Зинаида Глебовна стала гладить волосы дочери.
— Знаю, знаю, Стригунчик! Ты у меня хорошая! — Она вдруг задумалась и спросила с грустной улыбкой: — Ты еще помнишь дедушку?
— Да, мама. Помню, как он приезжал к нам иногда прямо из дворца, в мундире. Я должна была делать реверанс. Помню, как дедушка баловал и меня, и Асю. Помню, как в Киеве во время бомбардировок он нарочно садился к окну, чтобы подать нам пример бесстрашия. И смерть помню в этом страшном поезде, и как большевик-машинист нарочно выбрасывал горючее, чтобы предать нас красным. Все помню.

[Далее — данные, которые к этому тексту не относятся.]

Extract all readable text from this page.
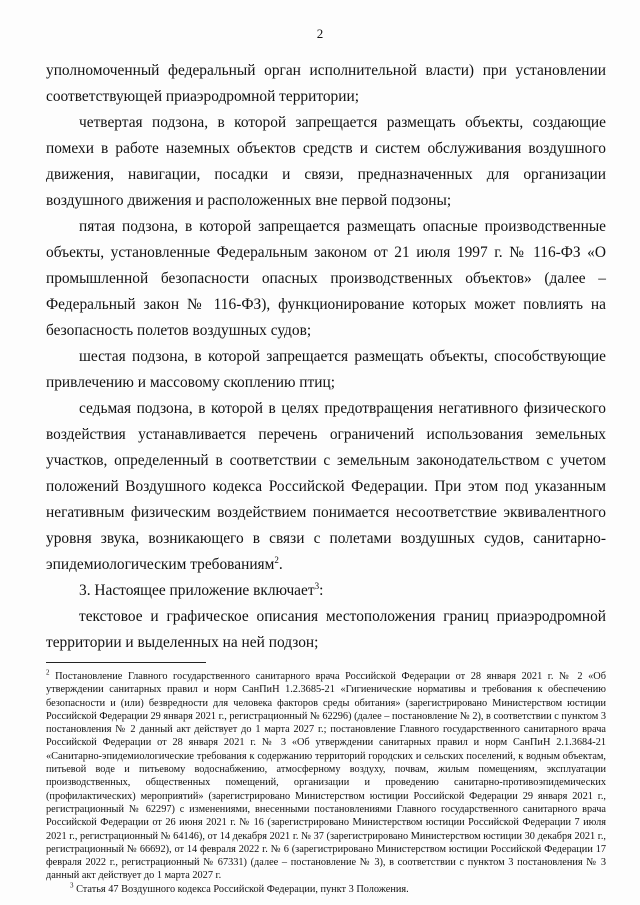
2

уполномоченный федеральный орган исполнительной власти) при установлении соответствующей приаэродромной территории;

четвертая подзона, в которой запрещается размещать объекты, создающие помехи в работе наземных объектов средств и систем обслуживания воздушного движения, навигации, посадки и связи, предназначенных для организации воздушного движения и расположенных вне первой подзоны;

пятая подзона, в которой запрещается размещать опасные производственные объекты, установленные Федеральным законом от 21 июля 1997 г. № 116-ФЗ «О промышленной безопасности опасных производственных объектов» (далее – Федеральный закон № 116-ФЗ), функционирование которых может повлиять на безопасность полетов воздушных судов;

шестая подзона, в которой запрещается размещать объекты, способствующие привлечению и массовому скоплению птиц;

седьмая подзона, в которой в целях предотвращения негативного физического воздействия устанавливается перечень ограничений использования земельных участков, определенный в соответствии с земельным законодательством с учетом положений Воздушного кодекса Российской Федерации. При этом под указанным негативным физическим воздействием понимается несоответствие эквивалентного уровня звука, возникающего в связи с полетами воздушных судов, санитарно-эпидемиологическим требованиям$^2$.

3. Настоящее приложение включает$^3$:

текстовое и графическое описания местоположения границ приаэродромной территории и выделенных на ней подзон;

$^2$ Постановление Главного государственного санитарного врача Российской Федерации от 28 января 2021 г. № 2 «Об утверждении санитарных правил и норм СанПиН 1.2.3685-21 «Гигиенические нормативы и требования к обеспечению безопасности и (или) безвредности для человека факторов среды обитания» (зарегистрировано Министерством юстиции Российской Федерации 29 января 2021 г., регистрационный № 62296) (далее – постановление № 2), в соответствии с пунктом 3 постановления № 2 данный акт действует до 1 марта 2027 г.; постановление Главного государственного санитарного врача Российской Федерации от 28 января 2021 г. № 3 «Об утверждении санитарных правил и норм СанПиН 2.1.3684-21 «Санитарно-эпидемиологические требования к содержанию территорий городских и сельских поселений, к водным объектам, питьевой воде и питьевому водоснабжению, атмосферному воздуху, почвам, жилым помещениям, эксплуатации производственных, общественных помещений, организации и проведению санитарно-противоэпидемических (профилактических) мероприятий» (зарегистрировано Министерством юстиции Российской Федерации 29 января 2021 г., регистрационный № 62297) с изменениями, внесенными постановлениями Главного государственного санитарного врача Российской Федерации от 26 июня 2021 г. № 16 (зарегистрировано Министерством юстиции Российской Федерации 7 июля 2021 г., регистрационный № 64146), от 14 декабря 2021 г. № 37 (зарегистрировано Министерством юстиции 30 декабря 2021 г., регистрационный № 66692), от 14 февраля 2022 г. № 6 (зарегистрировано Министерством юстиции Российской Федерации 17 февраля 2022 г., регистрационный № 67331) (далее – постановление № 3), в соответствии с пунктом 3 постановления № 3 данный акт действует до 1 марта 2027 г.

$^3$ Статья 47 Воздушного кодекса Российской Федерации, пункт 3 Положения.
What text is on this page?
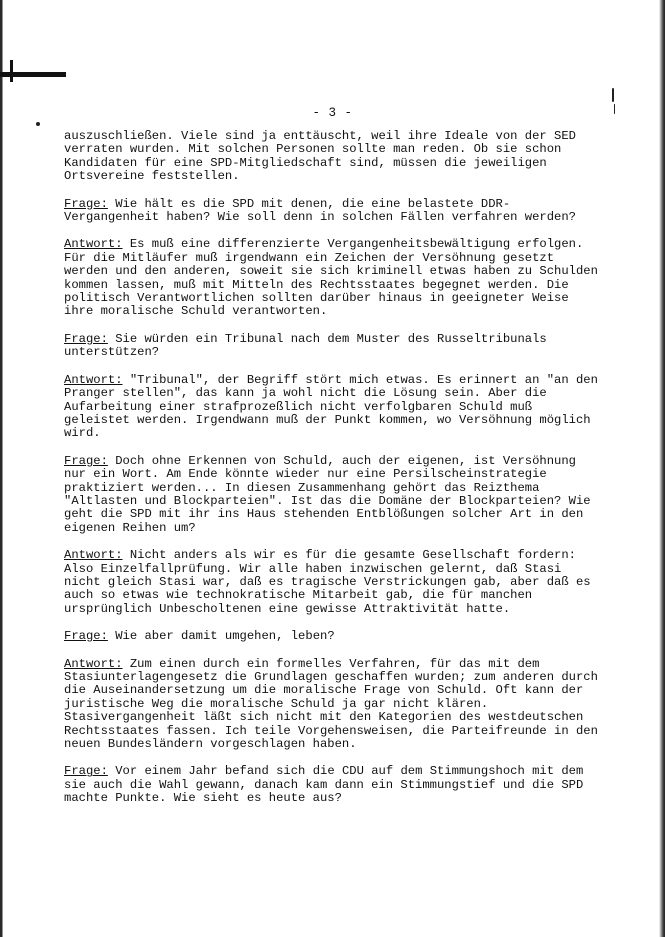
- 3 -

auszuschließen. Viele sind ja enttäuscht, weil ihre Ideale von der SED verraten wurden. Mit solchen Personen sollte man reden. Ob sie schon Kandidaten für eine SPD-Mitgliedschaft sind, müssen die jeweiligen Ortsvereine feststellen.

Frage: Wie hält es die SPD mit denen, die eine belastete DDR-Vergangenheit haben? Wie soll denn in solchen Fällen verfahren werden?

Antwort: Es muß eine differenzierte Vergangenheitsbewältigung erfolgen. Für die Mitläufer muß irgendwann ein Zeichen der Versöhnung gesetzt werden und den anderen, soweit sie sich kriminell etwas haben zu Schulden kommen lassen, muß mit Mitteln des Rechtsstaates begegnet werden. Die politisch Verantwortlichen sollten darüber hinaus in geeigneter Weise ihre moralische Schuld verantworten.

Frage: Sie würden ein Tribunal nach dem Muster des Russeltribunals unterstützen?

Antwort: "Tribunal", der Begriff stört mich etwas. Es erinnert an "an den Pranger stellen", das kann ja wohl nicht die Lösung sein. Aber die Aufarbeitung einer strafprozeßlich nicht verfolgbaren Schuld muß geleistet werden. Irgendwann muß der Punkt kommen, wo Versöhnung möglich wird.

Frage: Doch ohne Erkennen von Schuld, auch der eigenen, ist Versöhnung nur ein Wort. Am Ende könnte wieder nur eine Persilscheinstrategie praktiziert werden... In diesen Zusammenhang gehört das Reizthema "Altlasten und Blockparteien". Ist das die Domäne der Blockparteien? Wie geht die SPD mit ihr ins Haus stehenden Entblößungen solcher Art in den eigenen Reihen um?

Antwort: Nicht anders als wir es für die gesamte Gesellschaft fordern: Also Einzelfallprüfung. Wir alle haben inzwischen gelernt, daß Stasi nicht gleich Stasi war, daß es tragische Verstrickungen gab, aber daß es auch so etwas wie technokratische Mitarbeit gab, die für manchen ursprünglich Unbescholtenen eine gewisse Attraktivität hatte.

Frage: Wie aber damit umgehen, leben?

Antwort: Zum einen durch ein formelles Verfahren, für das mit dem Stasiunterlagengesetz die Grundlagen geschaffen wurden; zum anderen durch die Auseinandersetzung um die moralische Frage von Schuld. Oft kann der juristische Weg die moralische Schuld ja gar nicht klären. Stasivergangenheit läßt sich nicht mit den Kategorien des westdeutschen Rechtsstaates fassen. Ich teile Vorgehensweisen, die Parteifreunde in den neuen Bundesländern vorgeschlagen haben.

Frage: Vor einem Jahr befand sich die CDU auf dem Stimmungshoch mit dem sie auch die Wahl gewann, danach kam dann ein Stimmungstief und die SPD machte Punkte. Wie sieht es heute aus?
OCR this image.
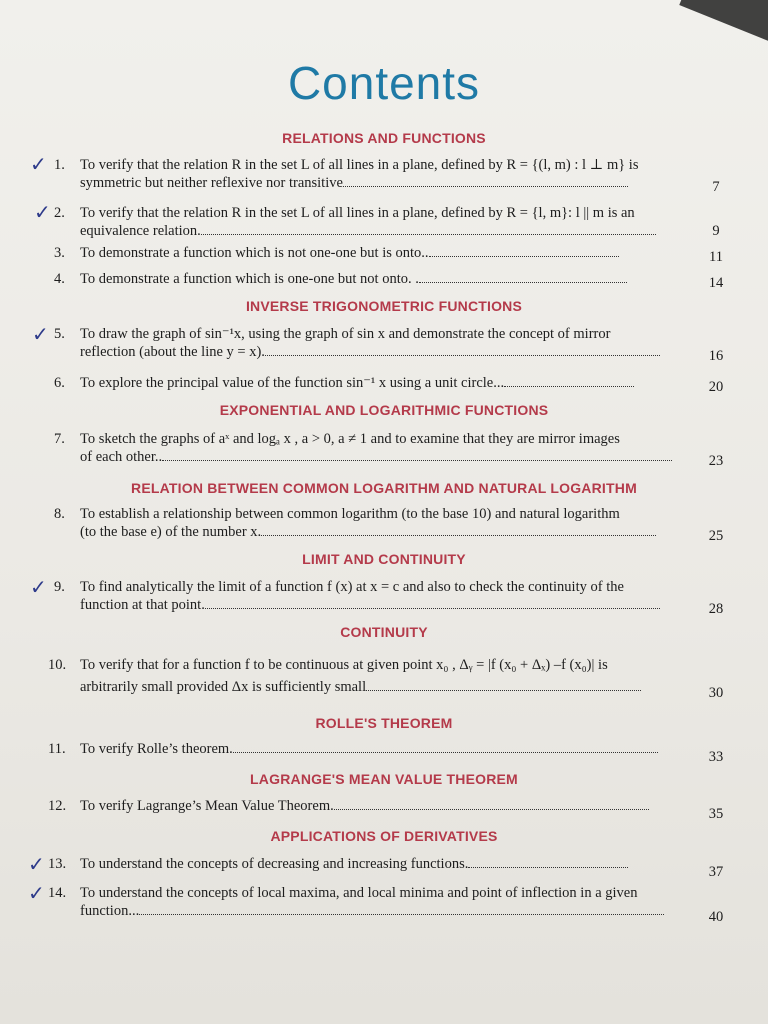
Contents
RELATIONS AND FUNCTIONS
1.	To verify that the relation R in the set L of all lines in a plane, defined by R = {(l, m) : l ⊥ m} is
symmetric but neither reflexive nor transitive	7
2.	To verify that the relation R in the set L of all lines in a plane, defined by R = {l, m}: l || m is an
equivalence relation.	9
3.	To demonstrate a function which is not one-one but is onto..	11
4.	To demonstrate a function which is one-one but not onto. .	14
INVERSE TRIGONOMETRIC FUNCTIONS
5.	To draw the graph of sin⁻¹x, using the graph of sin x and demonstrate the concept of mirror
reflection (about the line y = x).	16
6.	To explore the principal value of the function sin⁻¹ x using a unit circle...	20
EXPONENTIAL AND LOGARITHMIC FUNCTIONS
7.	To sketch the graphs of aˣ and logₐ x , a > 0, a ≠ 1 and to examine that they are mirror images
of each other..	23
RELATION BETWEEN COMMON LOGARITHM AND NATURAL LOGARITHM
8.	To establish a relationship between common logarithm (to the base 10) and natural logarithm
(to the base e) of the number x.	25
LIMIT AND CONTINUITY
9.	To find analytically the limit of a function f (x) at x = c and also to check the continuity of the
function at that point.	28
CONTINUITY
10. To verify that for a function f to be continuous at given point x₀ , Δᵧ = |f (x₀ + Δₓ) –f (x₀)| is
arbitrarily small provided Δx is sufficiently small	30
ROLLE'S THEOREM
11. To verify Rolle’s theorem.	33
LAGRANGE'S MEAN VALUE THEOREM
12. To verify Lagrange’s Mean Value Theorem.	35
APPLICATIONS OF DERIVATIVES
13. To understand the concepts of decreasing and increasing functions.	37
14. To understand the concepts of local maxima, and local minima and point of inflection in a given
function...	40
✓
✓
✓
✓
✓
✓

Дедушку положили на деревянную дверь, снятую с петель, и понесли на ней. Кто-то сказал: «Вот так мы погребаем последнего сенатора!» Помню могилу на этой маленькой станции в степи. Я в тот день потеряла своего плюшевого котика в сапогах и плакала сразу и о нем и о дедушке.
Они помолчали.
— Там, под Симферополем, — проговорила, поднося руку ко лбу, Зинаида Глебовна, — море крестов, море… Там погребена вся русская слава. Лучше и нам было лечь там, чем остаться одним в этом государстве негодяев.
— Ах, мама! Ты говоришь чистейший вздор! Ну к чему эти патетические фразы? — с раздражением обрушилась Леля и тут же осеклась, больно оцарапавшись собственными коготками. Но Зинаида Глебовна уже слишком привыкла к капризному тону дочери.
— Ну, не буду, мой Стригунчик, не буду! Ты еще так молода. Я знаю, что тебе жить хочется. Что бы нам с тобой придумать? К кому обратиться? Я слышала, что академик Карпинский выручает очень многих из нашего круга, Горький тоже.
Но Леля упрямо тряхнула кудрями.
— Ну, нет! К Карпинскому мы пойдем, если нас из города погонят, а работу я должна получить сама. Я пойду по больницам с этой бумагой, я еще раз пойду на биржу… Я не сдамся так скоро! У меня работа будет — увидишь.
Глава девятнадцатая
— Бабушка! Мадам! Олег! Славчик просыпается! — вопила Ася, стоя у детской кроватки.
Олег, уже собиравшийся уходить, бросался из передней обратно в спальню и спешно ловил и целовал розовую пяточку сына. Мадам вбегала из столовой в переднике, Наталья Павловна торопливо подымалась с постели и облачалась в старомодный капот, чтобы не пропустить захватывающую картину пробуждения и утреннего туалета ребенка. Славчик потягивался, закидывая ручки за голову и выпрямляя ножки; вот он приподымает животик, чтобы встать «мостиком», при этом весь сияет — этот плутишка отлично сознает, какую радость он доставляет окружающим своими гимнастическими упражнениями. Для Натальи Павловны пододвигали к кроватке ребенка стул, и она часто подолгу просиживала в глубокой задумчивости, созерцая крошечное личико правнука. Вспоминала ли она своих сыновей, искала ли сходство с родными чертами, старалась ли проникнуть в будущее ребенка… Лицо младенца было захватывающей книгой, над страницами которой задумывались поочередно все; оно было изменчиво, как облачко: вот слегка нахмурился лобик с пушинками, обозначающими будущие брови… не рассердился ли Агунюшка? Вот широко улыбнулся беззубый ротик, похожий на ротик рыбы, и вдруг просияло все личико, а глаза с голубоватыми белками засветились такой безыскусственной и светлой радостью, что лица окружающих людей не могут не расплыться в ответную улыбку. Улыбка так же неожиданно пропала, и углы ротика опустились; трогательная, беспомощная, растерянная гримаска и жалобное «увя» или «ля»; плач становится громче и в нем слышатся ноты отчаяния: молодой человек уже ни на что не надеется и махнул рукой на всю свою жизнь.